[MUSIC] So this idea of performing unsupervised
learning sounds really crazy. So we're given no labels ever and
somehow we're supposed to output labels. Well, there are two things that
allow us to sometimes do this. One is by the definition
of what a cluster is. So what is the structure that we're
trying to extract from the data? So, for example, maybe we're looking for
these elliptical clusters. And the second thing that allows us to sometimes do this is just
the structure of the data itself. So in some cases,
the problem is fairly easy. So here's an example of an easy
problem where the data, they're pretty well separated. I could go in there and kind of say okay,
I'm going to call this one cluster, this another one, and this another one. And so you could imagine an algorithm
that could uncover this structure from the data. But in other cases,
it's really basically pretty impossible. Here, I really don't know how
I would want to cluster this data if I had to choose
three different clusters. Maybe I would do something
like this if I had to, question mark,
turns out that would be very wrong. In this case if we look
at the true labels, so these are the,
colors are the data points here. They're all mixed together and
it's just really not clear how we could extract that from this
data without some other information informing what distinguishes the blue
cluster, the green, and the pink. But then there are cases where
it's a little bit more plausible. So maybe my guess would have been
fairly reasonable, something like this. And indeed that's what
the data actually tells us. So often in most applications that we're
interested in, we're in this in between scenario where it's not immediately
clear just by visualizing the data. But we can't hope to successfully
perform unsupervised learning if we're in scenarios that
look like this impossible case. But regardless of the data structure,
the thing that's really, really crucial to what the performance is, it's
how we think about defining a cluster.
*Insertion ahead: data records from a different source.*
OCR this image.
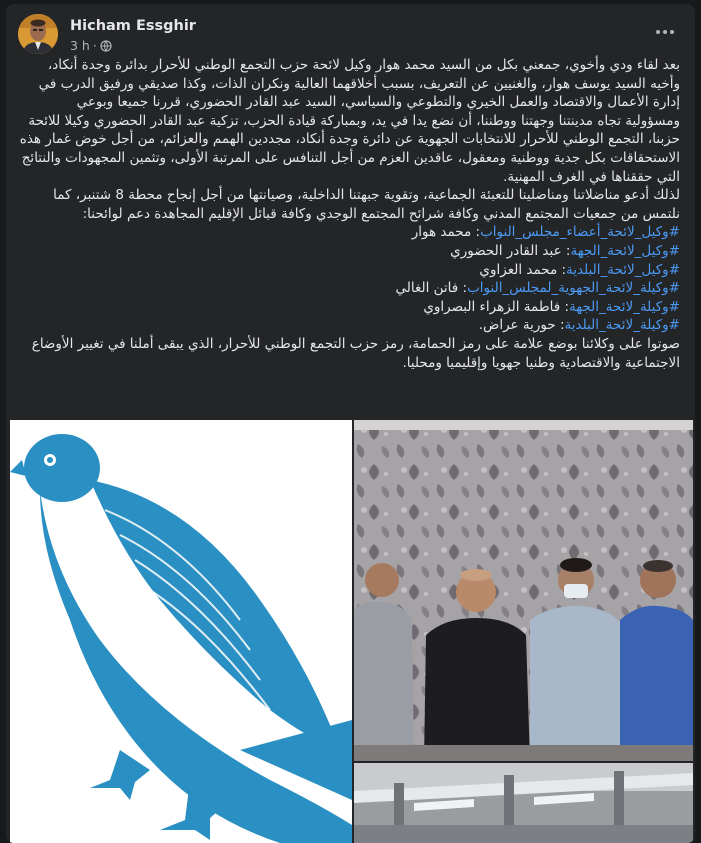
Hicham Essghir
3 h ·

بعد لقاء ودي وأخوي، جمعني بكل من السيد محمد هوار وكيل لائحة حزب التجمع الوطني للأحرار بدائرة وجدة أنكاد، وأخيه السيد يوسف هوار، والغنيين عن التعريف، بسبب أخلاقهما العالية ونكران الذات، وكذا صديقي ورفيق الدرب في إدارة الأعمال والاقتصاد والعمل الخيري والتطوعي والسياسي، السيد عبد القادر الحضوري، قررنا جميعا وبوعي ومسؤولية تجاه مدينتنا وجهتنا ووطننا، أن نضع يدا في يد، وبمباركة قيادة الحزب، تزكية عبد القادر الحضوري وكيلا للائحة حزبنا، التجمع الوطني للأحرار للانتخابات الجهوية عن دائرة وجدة أنكاد، مجددين الهمم والعزائم، من أجل خوض غمار هذه الاستحقاقات بكل جدية ووطنية ومعقول، عاقدين العزم من أجل التنافس على المرتبة الأولى، وتثمين المجهودات والنتائج التي حققناها في الغرف المهنية.

لذلك أدعو مناضلاتنا ومناضلينا للتعبئة الجماعية، وتقوية جبهتنا الداخلية، وصيانتها من أجل إنجاح محطة 8 شتنبر، كما نلتمس من جمعيات المجتمع المدني وكافة شرائح المجتمع الوجدي وكافة قبائل الإقليم المجاهدة دعم لوائحنا:

#وكيل_لائحة_أعضاء_مجلس_النواب: محمد هوار

#وكيل_لائحة_الجهة: عبد القادر الحضوري

#وكيل_لائحة_البلدية: محمد العزاوي

#وكيلة_لائحة_الجهوية_لمجلس_النواب: فاتن الغالي

#وكيلة_لائحة_الجهة: فاطمة الزهراء البصراوي

#وكيلة_لائحة_البلدية: حورية عراض.

صوتوا على وكلائنا بوضع علامة على رمز الحمامة، رمز حزب التجمع الوطني للأحرار، الذي يبقى أملنا في تغيير الأوضاع الاجتماعية والاقتصادية وطنيا جهويا وإقليميا ومحليا.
So for example, here are six different, very popular toy examples of
challenging clustering problems. Where visually it just jumps out at us, especially since in this case things were
colored, but even if they weren't colored. You would probably say okay, you could
draw out what are the observations you would say that went together in
one group versus another group. But these clusters sure don't look
like simple ellipses like we saw in the previous few slides. And if you provide this data to
an algorithm that does things like just measuring distance from observations
to cluster centers, then you get out results that don't match the kind of
questions that jumped at you visually. So for
each one of these different examples we're showing what a clustering might
look like under just distance to your nearest cluster center type of objective. So the point of these slides here is that
clustering can be really challenging. Even when the data look really clean,
and nice, and well separated, sometimes it can be hard to define
what it means to be a cluster and to devise algorithms to discover that. So you have to think very carefully about what are the implications of
the data that you're providing, and the model that you're specifying, or
the algorithm that you're specifying. So as we go through the next set
of algorithms in this module, and the coming modules, it's just useful to
think about the challenges that we might be faced with based on
the structure of our data. [MUSIC]